確かにプリン体を多く含む食品を多く食べ過ぎると、尿酸が体にたまりやすくなり、尿酸値が上昇します。ビールはプリン体の含有量が多いアルコール飲料ですから、痛風患者さんはビールを避けるように言われます。プリン体ゼロを歌い文句にするビールが発売される所以です。逆に焼酎はプリン体の含有量が少ないので、痛風患者さんは気を許してよく飲んでしまいます。しかし、残念なことにアルコール自体が尿酸値を上げる要因ですので、焼酎を飲んでも尿酸値は上昇してしまいます。つまり、焼酎を飲んでいる人がビールを飲んでいる人に「あなた、ビールは尿酸値によくないから飲まないほうがいいよ」と言うのは、「五十歩逃げた人が百歩逃げた人を笑う」のと同じ状況なのです。焼酎であっても油断は禁物です。

食品の中でもプリン体の多いものは痛風患者にはよくないと言われます。確かにプリン体を多く含む動物の内臓をたくさん食べると尿酸値が上がります。でもプリン体は食品の旨みの成分でもあるので、プリン体を多く含む食品は美味しいのです。しかしプリン体は毒ではないので、たまに少し召し上がることはまったく問題ありません。1年ぶりにフグの白子を食べる機会に恵まれたのに、「私は痛風だから食べない」といって箸をつけないのは、私から見ればとっても滑稽な風景です。そんな滅多にないチャンスには、プリン体の旨みに舌鼓をおうち下さい。

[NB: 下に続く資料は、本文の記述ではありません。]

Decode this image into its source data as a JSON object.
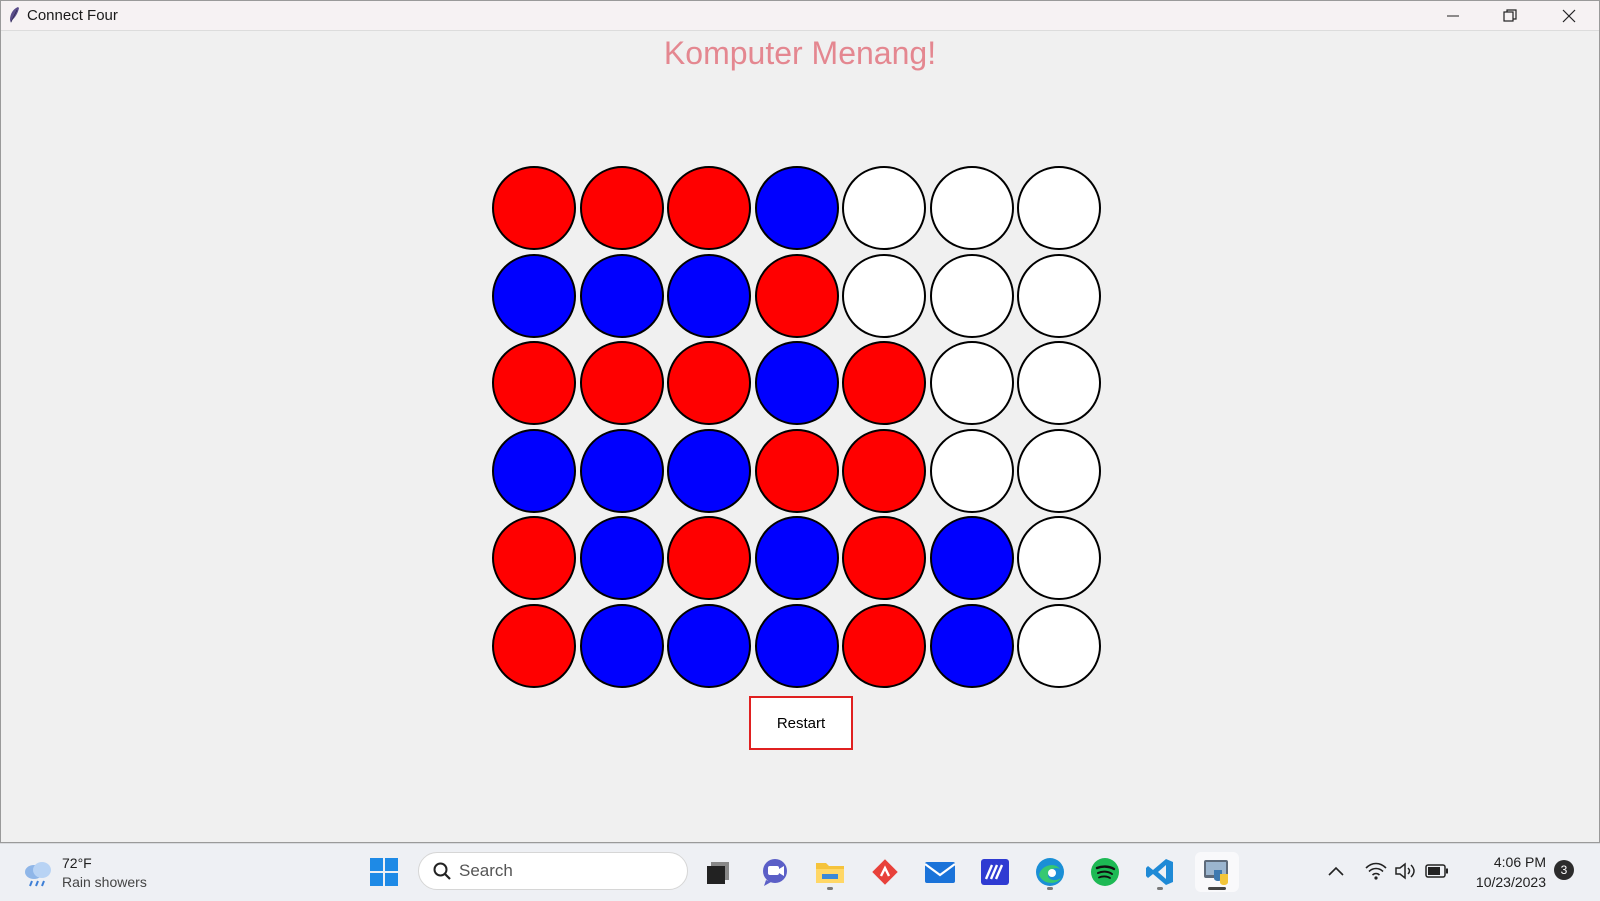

結局は食品の質の問題ではなく、食事の量の問題なのです。どの食品にも多かれ少なかれプリン体は入っていますので、食事の量が多ければプリン体の摂取量が多くなります。例えば一日2000キロカロリー摂取すれば十分の人が、一日4000キロカロリー摂取すれば、体内に入るプリン体は2倍になる、逆に食事の量を減らせはプリン体は制限できることになります。お酒も同じ、ビールでも焼酎でも同じこと。質的制限ではなく、量的制限が大切であることをご理解ください。痛風患者さんはメタボ体質の人が多いので、やはり食事制限は必要です。その場合に、美味しいものを少しいただいて、満足感を味わう。これがプリン体制限の秘訣です。

1年の締めくくりの12月を暴飲暴食で反省のひと月にするのではなく、健康を注意しながら新しい年に備える充実のひと月にしたいものです。私自身への自戒も込めて、皆様にもご注意申し上げます。